From EPrints Documentation
Revision as of 09:22, 12 August 2009 by Kiz (talk | contribs) (Local Variables)
Jump to: navigation, search

EPrints has been under development for many years and has some fluff about the place. For new programmers this document is intended as a 'style guide' to at least keep the code and documentation consistent across new modules.

Programming Style

Naming

It helps if all things are written in a consistent style: when one looks at code, we recognise things by the format of the name:

Global Variables

Global variables are variables that are in scope for the entire system, not restricted to specific user sessions. Examples of Global Variables are the AUTH_OK code returned by the Apache web server subsystem.

EPrints follows the general Perl convention, and such variables (and CONSTANTS) should be in CAPITAL LETTERS

As a general rule code outside the core should not really be creating global variables, however there are situations

            AUTH_OK = "1";
            

Local Variables

Variables in code must always be pre-declared, and should be given the most appropriate level of restriction

my, our and local variables are all available to you, however we really really suggest you use my variables wherever possible.

Local variables should be given names that reflect their content ($authenticated) rather than a short nmenonic ($au).
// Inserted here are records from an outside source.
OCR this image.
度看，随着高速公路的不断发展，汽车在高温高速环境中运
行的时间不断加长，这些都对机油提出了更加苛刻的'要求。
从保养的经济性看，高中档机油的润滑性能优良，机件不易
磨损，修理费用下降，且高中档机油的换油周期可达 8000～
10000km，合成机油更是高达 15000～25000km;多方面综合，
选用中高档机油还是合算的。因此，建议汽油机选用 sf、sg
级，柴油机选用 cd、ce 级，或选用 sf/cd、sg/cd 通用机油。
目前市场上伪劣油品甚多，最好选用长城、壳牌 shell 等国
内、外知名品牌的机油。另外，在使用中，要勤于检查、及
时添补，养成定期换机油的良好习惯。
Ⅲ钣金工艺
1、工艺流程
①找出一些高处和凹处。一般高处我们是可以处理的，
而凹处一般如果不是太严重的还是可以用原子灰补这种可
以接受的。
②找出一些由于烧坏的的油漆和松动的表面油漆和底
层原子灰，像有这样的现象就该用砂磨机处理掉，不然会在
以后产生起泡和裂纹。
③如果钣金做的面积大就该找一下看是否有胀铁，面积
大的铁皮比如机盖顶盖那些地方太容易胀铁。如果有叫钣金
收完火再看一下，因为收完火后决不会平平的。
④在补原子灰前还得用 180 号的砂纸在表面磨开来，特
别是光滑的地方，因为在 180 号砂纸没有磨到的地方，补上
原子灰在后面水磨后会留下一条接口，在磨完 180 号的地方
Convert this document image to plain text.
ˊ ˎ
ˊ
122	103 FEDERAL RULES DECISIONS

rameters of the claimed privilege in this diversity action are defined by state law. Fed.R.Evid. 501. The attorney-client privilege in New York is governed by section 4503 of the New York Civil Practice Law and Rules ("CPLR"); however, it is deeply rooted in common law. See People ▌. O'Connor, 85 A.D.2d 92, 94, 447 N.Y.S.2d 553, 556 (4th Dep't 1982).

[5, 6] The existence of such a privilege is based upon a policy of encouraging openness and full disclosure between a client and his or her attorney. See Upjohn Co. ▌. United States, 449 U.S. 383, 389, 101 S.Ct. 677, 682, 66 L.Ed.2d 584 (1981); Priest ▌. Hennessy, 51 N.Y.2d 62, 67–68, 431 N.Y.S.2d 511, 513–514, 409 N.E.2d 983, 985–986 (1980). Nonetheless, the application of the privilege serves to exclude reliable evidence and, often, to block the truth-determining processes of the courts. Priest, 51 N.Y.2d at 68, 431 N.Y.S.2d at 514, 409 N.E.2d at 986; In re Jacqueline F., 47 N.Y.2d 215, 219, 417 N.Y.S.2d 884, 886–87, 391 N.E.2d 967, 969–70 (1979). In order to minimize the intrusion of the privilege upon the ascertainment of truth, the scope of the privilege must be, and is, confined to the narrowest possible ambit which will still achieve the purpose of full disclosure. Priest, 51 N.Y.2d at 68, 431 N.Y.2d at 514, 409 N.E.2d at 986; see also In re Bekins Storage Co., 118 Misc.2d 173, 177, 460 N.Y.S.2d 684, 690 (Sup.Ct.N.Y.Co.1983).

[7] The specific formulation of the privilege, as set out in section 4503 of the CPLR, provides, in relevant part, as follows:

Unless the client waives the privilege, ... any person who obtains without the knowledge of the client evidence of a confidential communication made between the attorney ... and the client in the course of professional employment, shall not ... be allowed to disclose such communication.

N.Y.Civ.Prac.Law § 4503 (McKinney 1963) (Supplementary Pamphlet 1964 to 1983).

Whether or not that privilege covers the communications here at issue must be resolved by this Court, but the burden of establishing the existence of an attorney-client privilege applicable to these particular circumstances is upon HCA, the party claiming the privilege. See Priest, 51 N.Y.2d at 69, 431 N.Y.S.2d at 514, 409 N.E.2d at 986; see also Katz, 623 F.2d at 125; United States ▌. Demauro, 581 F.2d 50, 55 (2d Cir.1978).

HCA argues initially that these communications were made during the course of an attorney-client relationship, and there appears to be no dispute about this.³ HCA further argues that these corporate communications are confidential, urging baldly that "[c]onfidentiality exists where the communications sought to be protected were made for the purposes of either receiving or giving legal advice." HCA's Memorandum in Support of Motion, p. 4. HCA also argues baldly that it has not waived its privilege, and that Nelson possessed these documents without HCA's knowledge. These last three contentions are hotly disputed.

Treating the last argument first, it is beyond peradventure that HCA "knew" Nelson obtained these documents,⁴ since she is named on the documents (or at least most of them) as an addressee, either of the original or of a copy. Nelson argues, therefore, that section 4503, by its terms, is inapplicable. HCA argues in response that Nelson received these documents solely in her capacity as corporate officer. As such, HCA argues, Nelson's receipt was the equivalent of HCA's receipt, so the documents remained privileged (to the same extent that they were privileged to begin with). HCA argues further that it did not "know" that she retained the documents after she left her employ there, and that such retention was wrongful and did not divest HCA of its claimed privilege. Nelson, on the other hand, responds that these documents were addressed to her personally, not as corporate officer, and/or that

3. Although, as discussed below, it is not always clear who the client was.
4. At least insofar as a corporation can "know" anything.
Local variables should be underscore seperated ($current_password), not camelCased ($currentPassword)

The appropriate length of a name is inversely proportional to the size of its scope. --Mark-Jason Dominus

Choose mnemonic identifiers. If you can't remember what mnemonic means, you've got a problem. -- Larry Wall

Preferred technique:

 my $proxy_depositor;
 $proxy_depositor = get_proxy_depositor($session, $eprint);

Acceptable technicque:

 my $proxy_depositor = get_proxy_depositor($session, $eprint);

Subroutines

Subroutines (aka functions, aka methods) should also be underscore seperated

Public methods

These are the API calls that are used to interact with your code.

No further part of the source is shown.